School District Adopts Policy to Report Suspected Child Abuse




School District Adopts Policy to Report Suspected Child Abuse

A policy was recently approved in Bedford, NY, to enforce stricter guidelines for reporting suspected child abuse.

The new policy was implemented as the result of a case involving the sexual abuse of a Bedford Hills Elementary School student in 2005.

Failure to Report Suspected Abuse

In March, the mother of a 9-year-old girl filed a lawsuit against Bedford Hills Elementary School accusing the principal and school faculty that they failed to report the possible sexual abuse of her daughter.  

The girl reportedly told friends on the playground that she was having sexual relations with her mother’s ex-boyfriend. When parents overheard the girls talking, they immediately informed school officials.
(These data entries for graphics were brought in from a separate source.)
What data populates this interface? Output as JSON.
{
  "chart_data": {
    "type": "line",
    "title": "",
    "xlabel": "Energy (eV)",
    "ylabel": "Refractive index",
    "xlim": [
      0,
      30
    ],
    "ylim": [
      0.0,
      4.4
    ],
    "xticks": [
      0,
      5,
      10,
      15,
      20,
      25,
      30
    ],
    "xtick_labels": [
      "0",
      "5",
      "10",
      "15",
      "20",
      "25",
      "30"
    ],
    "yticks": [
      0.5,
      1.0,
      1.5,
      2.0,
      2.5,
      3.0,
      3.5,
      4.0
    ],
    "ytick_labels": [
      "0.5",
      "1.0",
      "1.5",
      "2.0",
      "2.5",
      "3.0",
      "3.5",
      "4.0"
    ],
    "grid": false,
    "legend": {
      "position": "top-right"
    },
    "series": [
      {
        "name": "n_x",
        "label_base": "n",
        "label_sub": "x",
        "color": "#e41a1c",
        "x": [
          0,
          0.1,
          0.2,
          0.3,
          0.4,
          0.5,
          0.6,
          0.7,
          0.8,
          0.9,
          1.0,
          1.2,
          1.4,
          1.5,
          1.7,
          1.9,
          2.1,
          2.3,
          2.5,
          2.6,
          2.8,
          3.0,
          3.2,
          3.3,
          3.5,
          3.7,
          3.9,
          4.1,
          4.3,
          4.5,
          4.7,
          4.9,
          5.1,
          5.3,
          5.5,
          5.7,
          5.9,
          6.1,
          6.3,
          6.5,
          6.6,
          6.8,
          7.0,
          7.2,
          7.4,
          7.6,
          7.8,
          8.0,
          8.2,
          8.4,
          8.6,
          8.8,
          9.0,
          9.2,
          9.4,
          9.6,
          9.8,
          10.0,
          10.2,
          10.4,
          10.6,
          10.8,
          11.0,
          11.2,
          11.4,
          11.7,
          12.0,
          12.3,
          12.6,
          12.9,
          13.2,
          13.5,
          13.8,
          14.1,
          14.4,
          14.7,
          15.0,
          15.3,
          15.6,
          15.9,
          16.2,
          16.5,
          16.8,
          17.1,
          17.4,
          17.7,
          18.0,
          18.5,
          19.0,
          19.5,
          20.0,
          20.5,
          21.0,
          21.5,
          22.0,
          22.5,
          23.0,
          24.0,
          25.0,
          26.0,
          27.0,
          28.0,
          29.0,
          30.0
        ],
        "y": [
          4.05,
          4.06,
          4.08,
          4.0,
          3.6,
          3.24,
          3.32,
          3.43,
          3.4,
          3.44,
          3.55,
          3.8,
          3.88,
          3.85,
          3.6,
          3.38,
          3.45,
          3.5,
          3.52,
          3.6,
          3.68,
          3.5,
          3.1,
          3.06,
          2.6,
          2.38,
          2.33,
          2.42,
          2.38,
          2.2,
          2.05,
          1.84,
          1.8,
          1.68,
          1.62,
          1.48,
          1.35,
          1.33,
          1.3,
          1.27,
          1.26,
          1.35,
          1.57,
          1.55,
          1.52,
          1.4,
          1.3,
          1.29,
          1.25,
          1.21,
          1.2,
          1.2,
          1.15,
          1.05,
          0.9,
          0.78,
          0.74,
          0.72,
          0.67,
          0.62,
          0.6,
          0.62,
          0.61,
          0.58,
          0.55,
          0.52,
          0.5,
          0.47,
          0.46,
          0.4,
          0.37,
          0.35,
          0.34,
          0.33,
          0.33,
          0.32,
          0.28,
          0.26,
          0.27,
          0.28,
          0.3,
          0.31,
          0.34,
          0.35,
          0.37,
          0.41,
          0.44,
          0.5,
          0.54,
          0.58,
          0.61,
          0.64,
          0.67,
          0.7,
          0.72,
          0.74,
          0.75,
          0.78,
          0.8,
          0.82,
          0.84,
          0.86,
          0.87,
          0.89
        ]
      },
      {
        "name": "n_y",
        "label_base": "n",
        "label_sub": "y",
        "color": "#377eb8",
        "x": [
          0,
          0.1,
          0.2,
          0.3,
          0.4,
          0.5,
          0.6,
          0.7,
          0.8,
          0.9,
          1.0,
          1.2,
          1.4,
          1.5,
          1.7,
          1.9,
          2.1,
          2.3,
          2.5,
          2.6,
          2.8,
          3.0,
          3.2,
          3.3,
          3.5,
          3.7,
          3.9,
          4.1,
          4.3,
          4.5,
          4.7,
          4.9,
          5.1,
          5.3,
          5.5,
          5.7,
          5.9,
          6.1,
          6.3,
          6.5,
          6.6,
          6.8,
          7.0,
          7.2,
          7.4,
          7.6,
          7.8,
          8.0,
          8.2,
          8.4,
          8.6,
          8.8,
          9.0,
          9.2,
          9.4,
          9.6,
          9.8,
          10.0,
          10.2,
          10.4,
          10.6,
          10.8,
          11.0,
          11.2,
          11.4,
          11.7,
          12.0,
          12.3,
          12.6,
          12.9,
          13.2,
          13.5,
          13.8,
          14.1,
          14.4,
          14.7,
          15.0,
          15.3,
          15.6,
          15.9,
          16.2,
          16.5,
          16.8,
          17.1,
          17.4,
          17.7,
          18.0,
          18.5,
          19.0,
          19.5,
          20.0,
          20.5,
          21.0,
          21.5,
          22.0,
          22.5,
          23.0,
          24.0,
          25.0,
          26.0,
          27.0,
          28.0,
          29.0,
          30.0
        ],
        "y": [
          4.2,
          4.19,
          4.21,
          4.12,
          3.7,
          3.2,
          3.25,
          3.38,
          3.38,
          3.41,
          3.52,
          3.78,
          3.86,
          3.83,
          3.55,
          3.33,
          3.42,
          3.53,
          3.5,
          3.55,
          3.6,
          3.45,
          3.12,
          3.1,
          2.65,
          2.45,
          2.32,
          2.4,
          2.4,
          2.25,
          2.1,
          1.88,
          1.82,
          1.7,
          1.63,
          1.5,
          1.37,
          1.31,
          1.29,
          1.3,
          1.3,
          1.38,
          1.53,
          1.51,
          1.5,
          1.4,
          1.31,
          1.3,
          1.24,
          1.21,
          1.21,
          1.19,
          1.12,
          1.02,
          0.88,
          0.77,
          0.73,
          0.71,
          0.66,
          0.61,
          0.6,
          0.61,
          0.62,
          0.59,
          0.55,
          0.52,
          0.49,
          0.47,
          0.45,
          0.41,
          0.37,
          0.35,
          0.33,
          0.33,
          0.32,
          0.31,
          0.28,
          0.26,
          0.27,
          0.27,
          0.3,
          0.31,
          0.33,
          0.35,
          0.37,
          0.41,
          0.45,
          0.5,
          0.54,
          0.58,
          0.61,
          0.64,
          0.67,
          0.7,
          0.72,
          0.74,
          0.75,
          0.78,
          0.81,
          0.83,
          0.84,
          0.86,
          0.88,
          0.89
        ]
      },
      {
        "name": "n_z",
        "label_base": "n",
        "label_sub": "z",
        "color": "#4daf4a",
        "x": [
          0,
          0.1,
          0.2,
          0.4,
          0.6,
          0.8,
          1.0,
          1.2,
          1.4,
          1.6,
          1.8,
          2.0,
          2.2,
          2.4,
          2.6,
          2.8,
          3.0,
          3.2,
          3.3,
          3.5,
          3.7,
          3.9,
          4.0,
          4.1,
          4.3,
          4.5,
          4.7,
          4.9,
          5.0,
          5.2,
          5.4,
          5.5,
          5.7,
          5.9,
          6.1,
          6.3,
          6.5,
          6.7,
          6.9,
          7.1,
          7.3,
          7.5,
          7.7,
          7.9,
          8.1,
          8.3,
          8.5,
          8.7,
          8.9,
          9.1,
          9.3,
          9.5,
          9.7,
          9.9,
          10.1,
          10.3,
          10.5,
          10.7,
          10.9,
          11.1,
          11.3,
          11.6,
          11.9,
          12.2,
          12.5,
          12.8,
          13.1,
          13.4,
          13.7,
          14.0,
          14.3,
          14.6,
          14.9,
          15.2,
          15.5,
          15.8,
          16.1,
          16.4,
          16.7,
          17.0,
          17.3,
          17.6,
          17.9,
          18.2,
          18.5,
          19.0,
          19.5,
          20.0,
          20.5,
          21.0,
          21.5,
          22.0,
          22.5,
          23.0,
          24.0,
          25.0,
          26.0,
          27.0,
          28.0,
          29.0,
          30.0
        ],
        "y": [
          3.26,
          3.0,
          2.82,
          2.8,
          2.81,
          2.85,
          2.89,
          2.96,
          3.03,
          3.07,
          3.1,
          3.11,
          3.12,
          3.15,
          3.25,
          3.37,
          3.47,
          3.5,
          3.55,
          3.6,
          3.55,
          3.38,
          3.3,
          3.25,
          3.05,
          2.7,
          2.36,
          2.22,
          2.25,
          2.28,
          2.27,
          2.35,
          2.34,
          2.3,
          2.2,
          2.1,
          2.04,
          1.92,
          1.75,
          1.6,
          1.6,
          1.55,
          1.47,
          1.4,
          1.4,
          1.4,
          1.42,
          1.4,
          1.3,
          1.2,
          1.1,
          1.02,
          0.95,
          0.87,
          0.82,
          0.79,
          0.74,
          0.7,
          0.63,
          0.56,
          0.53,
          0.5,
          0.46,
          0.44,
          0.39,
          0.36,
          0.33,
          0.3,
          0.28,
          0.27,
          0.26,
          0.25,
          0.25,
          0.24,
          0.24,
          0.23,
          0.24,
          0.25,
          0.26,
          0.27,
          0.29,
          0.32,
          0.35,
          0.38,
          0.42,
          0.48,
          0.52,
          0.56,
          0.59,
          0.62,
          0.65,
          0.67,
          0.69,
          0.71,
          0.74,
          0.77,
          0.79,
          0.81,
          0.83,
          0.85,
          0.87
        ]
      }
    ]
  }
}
However, according to prosecutors, the school never told the child’s mother about the rumored abuse or did anything to prevent it.

The suit has charged that the girl was molested for eight additional months by the mother’s former boyfriend, Cesar Joel Sagastume-Morales, because the school failed to report the case to authorities.
Nancy Morgan, the attorney for the girl and her mother, believe that the school had an obligation to report what they were told.

“A school who’s told very specifically by an adult that there’s sexual misconduct or child abuse going on…I think that would meet the definition of reasonable suspicion,” states Morgan.

Schools Revise Their Policies

Due to the Bedford case, other schools in the surrounding areas are taking a second look at their own policies when it comes to suspected abuse with children.

“Districts throughout the state are looking at their policies,” says Ken Kurzweil, president emeritus of the Bedford Teachers Association.

The president of the Bedford Teachers Association, Adam Yuro, says there are many gray areas regarding suspected abuse that they are hoping to clarify.

The new guidelines demand that all suspected abuse be immediately reported to authorities and a written report of the abuse must also be sent to the New York State Child Protective Services.